- Shortstop
- Born: May 5, 1934 Turbeville, South Carolina, U.S.
- Died: June 30, 2011 (aged 77) Greenville, South Carolina, U.S.
- Batted: RightThrew: Right

MLB debut
- April 17, 1956, for the Boston Red Sox

Last MLB appearance
- September 25, 1962, for the Detroit Tigers

MLB statistics
- Batting average: .241
- Home runs: 41
- Runs batted in: 225
- Stats at Baseball Reference

Teams
- Boston Red Sox (1956, 1958–61); Houston Colt .45s (1962); Detroit Tigers (1962);

= Don Buddin =

American baseball player (1934–2011)

Donald Thomas Buddin (May 5, 1934 – June 30, 2011) was an American professional baseball shortstop. He played all or part of six seasons in Major League Baseball for the Boston Red Sox (1956, 1958–61), Houston Colt .45s (1962) and Detroit Tigers (1962). Listed at 5 ft 11 in, 178 lb, Buddin batted and threw right-handed. He was born in Turbeville, South Carolina.

==Early life==
Buddin played high school baseball in Olanta, South Carolina, where he led his team to the state championship in 1953. Buddin led The American Legion Baseball Olanta, Sc Post 85 to the State Championship game in 1951 He was a highly touted prospect, and the Boston Red Sox won a bidding war for his services.

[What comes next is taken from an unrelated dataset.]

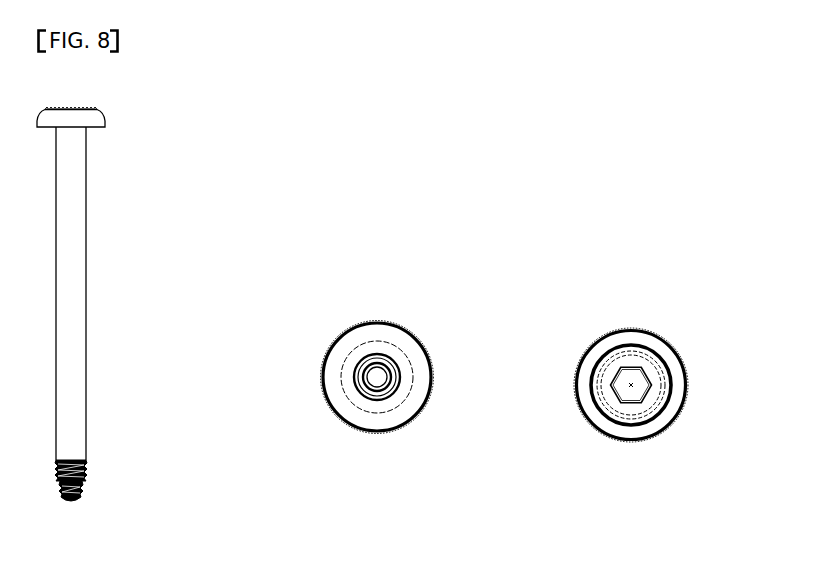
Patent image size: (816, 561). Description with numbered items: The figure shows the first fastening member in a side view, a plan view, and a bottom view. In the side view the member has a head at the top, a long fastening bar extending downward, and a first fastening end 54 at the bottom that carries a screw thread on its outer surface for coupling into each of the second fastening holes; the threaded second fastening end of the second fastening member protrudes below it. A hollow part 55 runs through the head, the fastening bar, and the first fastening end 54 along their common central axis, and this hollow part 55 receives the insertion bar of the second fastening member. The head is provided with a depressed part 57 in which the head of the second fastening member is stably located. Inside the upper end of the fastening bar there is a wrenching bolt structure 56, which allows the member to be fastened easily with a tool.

He was signed by Red Sox scout Mace Brown for an estimated $50,000 bonus. At the time, Red Sox owner Tom Yawkey boasted that "Buddin can become one of the top ballplayers of his time". He attended nearby Wofford College for two years and joined the Red Sox prior to the 1956 season.

==Major League career==
He became the Red Sox starting shortstop from 1956 through 1961, with the exception of the 1957 season, which he spent in military service. Buddin led the American League in errors by a shortstop in 1958 and 1959, and finished third and second in that category in 1956 and 1960. His defensive struggles led one Boston sportswriter to write that Buddin's car should bear the license plate "E-6," and the nickname "Bootin' Buddin," given by Red Sox fans. In 1959, the Red Sox bought infielder Pumpsie Green to compete for Buddin's job. With the promotion of Green, the Red Sox became the last team to integrate their roster.

Buddin's most productive season came in 1961, when he batted a career-high .263 in 109 games. He was traded that offseason to the expansion Colt .45s for fellow shortstop Eddie Bressoud.

Buddin was the starting shortstop in Houston's first official National League game on April 10, 1962 — an 11–2 victory against the visiting Chicago Cubs, in which he was hitless in three at bats but played errorless ball in the field and turned a double play. On June 11, he hit the first grand slam in Houston franchise history against Joe Moeller of the Los Angeles Dodgers. But he batted only .163 in 40 games, and Bob Lillis supplanted him as the Colt .45s regular shortstop. On July 20, Buddin's contract was waived to the Tigers, where he played out his final year in the Majors as a backup to Chico Fernández.

In a six-season MLB career, Buddin posted a .241 batting average with 551 hits and 41 home runs in 711 games, driving in 225 runs while scoring 342 times, committing 155 errors for a .954 fielding average. He also played seven minor league seasons between 1952 and 1965, most prominently in the International League and the Pacific Coast League circuits.

==Death==
Buddin died in Greenville, South Carolina, at the age of 77 after having a long bout with cancer.